Where are we with calibration under dataset shift in image classification?
Journal:
arXiv
Published Date:
Jul 10, 2025
Abstract
We conduct an extensive study on the state of calibration under real-world
dataset shift for image classification. Our work provides important insights on
the choice of post-hoc and in-training calibration techniques, and yields
practical guidelines for all practitioners interested in robust calibration
under shift. We compare various post-hoc calibration methods, and their
interactions with common in-training calibration strategies (e.g., label
smoothing), across a wide range of natural shifts, on eight different
classification tasks across several imaging domains. We find that: (i)

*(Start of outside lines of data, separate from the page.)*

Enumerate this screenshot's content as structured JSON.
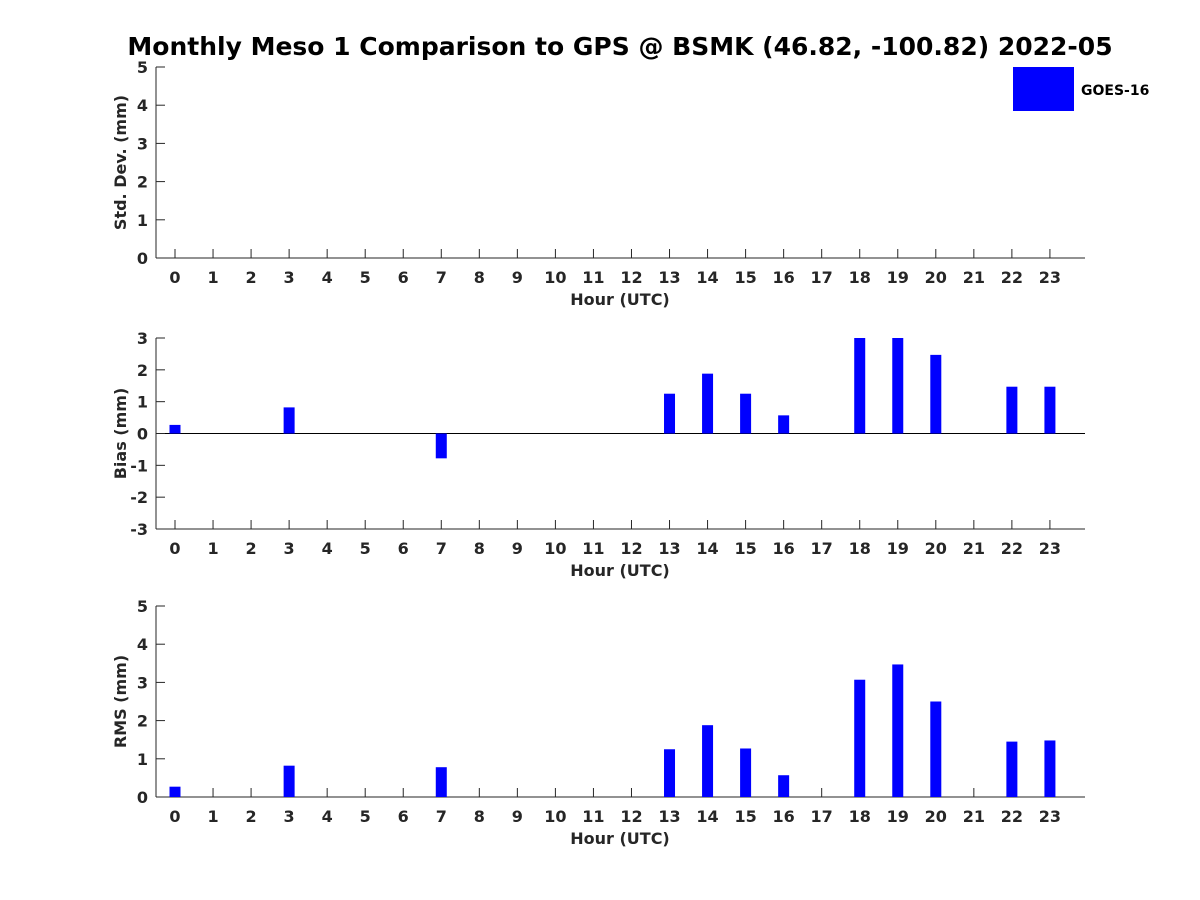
{
  "figure": {
    "title": "Monthly Meso 1 Comparison to GPS @ BSMK (46.82, -100.82) 2022-05"
  },
  "legend": {
    "placement": "top-right",
    "entries": [
      {
        "label": "GOES-16",
        "color": "#0000ff"
      }
    ]
  },
  "chart_data": [
    {
      "type": "bar",
      "series_name": "GOES-16",
      "color": "#0000ff",
      "categories": [
        "0",
        "1",
        "2",
        "3",
        "4",
        "5",
        "6",
        "7",
        "8",
        "9",
        "10",
        "11",
        "12",
        "13",
        "14",
        "15",
        "16",
        "17",
        "18",
        "19",
        "20",
        "21",
        "22",
        "23"
      ],
      "values": [
        null,
        null,
        null,
        null,
        null,
        null,
        null,
        null,
        null,
        null,
        null,
        null,
        null,
        null,
        null,
        null,
        null,
        null,
        null,
        null,
        null,
        null,
        null,
        null
      ],
      "xlabel": "Hour (UTC)",
      "ylabel": "Std. Dev. (mm)",
      "ylim": [
        0,
        5
      ],
      "yticks": [
        "0",
        "1",
        "2",
        "3",
        "4",
        "5"
      ],
      "grid": false
    },
    {
      "type": "bar",
      "series_name": "GOES-16",
      "color": "#0000ff",
      "categories": [
        "0",
        "1",
        "2",
        "3",
        "4",
        "5",
        "6",
        "7",
        "8",
        "9",
        "10",
        "11",
        "12",
        "13",
        "14",
        "15",
        "16",
        "17",
        "18",
        "19",
        "20",
        "21",
        "22",
        "23"
      ],
      "values": [
        0.27,
        null,
        null,
        0.82,
        null,
        null,
        null,
        -0.78,
        null,
        null,
        null,
        null,
        null,
        1.25,
        1.88,
        1.25,
        0.57,
        null,
        3.0,
        3.0,
        2.47,
        null,
        1.47,
        1.47
      ],
      "xlabel": "Hour (UTC)",
      "ylabel": "Bias (mm)",
      "ylim": [
        -3,
        3
      ],
      "yticks": [
        "-3",
        "-2",
        "-1",
        "0",
        "1",
        "2",
        "3"
      ],
      "zero_line": true,
      "grid": false
    },
    {
      "type": "bar",
      "series_name": "GOES-16",
      "color": "#0000ff",
      "categories": [
        "0",
        "1",
        "2",
        "3",
        "4",
        "5",
        "6",
        "7",
        "8",
        "9",
        "10",
        "11",
        "12",
        "13",
        "14",
        "15",
        "16",
        "17",
        "18",
        "19",
        "20",
        "21",
        "22",
        "23"
      ],
      "values": [
        0.27,
        null,
        null,
        0.82,
        null,
        null,
        null,
        0.78,
        null,
        null,
        null,
        null,
        null,
        1.25,
        1.88,
        1.27,
        0.57,
        null,
        3.07,
        3.47,
        2.5,
        null,
        1.45,
        1.48
      ],
      "xlabel": "Hour (UTC)",
      "ylabel": "RMS (mm)",
      "ylim": [
        0,
        5
      ],
      "yticks": [
        "0",
        "1",
        "2",
        "3",
        "4",
        "5"
      ],
      "grid": false
    }
  ]
}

simultaneously applying entropy regularisation and label smoothing yield the
best calibrated raw probabilities under dataset shift, (ii) post-hoc
calibrators exposed to a small amount of semantic out-of-distribution data
(unrelated to the task) are most robust under shift, (iii) recent calibration
methods specifically aimed at increasing calibration under shifts do not
necessarily offer significant improvements over simpler post-hoc calibration
methods, (iv) improving calibration under shifts often comes at the cost of
worsening in-distribution calibration. Importantly, these findings hold for
randomly initialised classifiers, as well as for those finetuned from
foundation models, the latter being consistently better calibrated compared to
models trained from scratch. Finally, we conduct an in-depth analysis of
ensembling effects, finding that (i) applying calibration prior to ensembling
(instead of after) is more effective for calibration under shifts, (ii) for
ensembles, OOD exposure deteriorates the ID-shifted calibration trade-off,
(iii) ensembling remains one of the most effective methods to improve
calibration robustness and, combined with finetuning from foundation models,
yields best calibration results overall.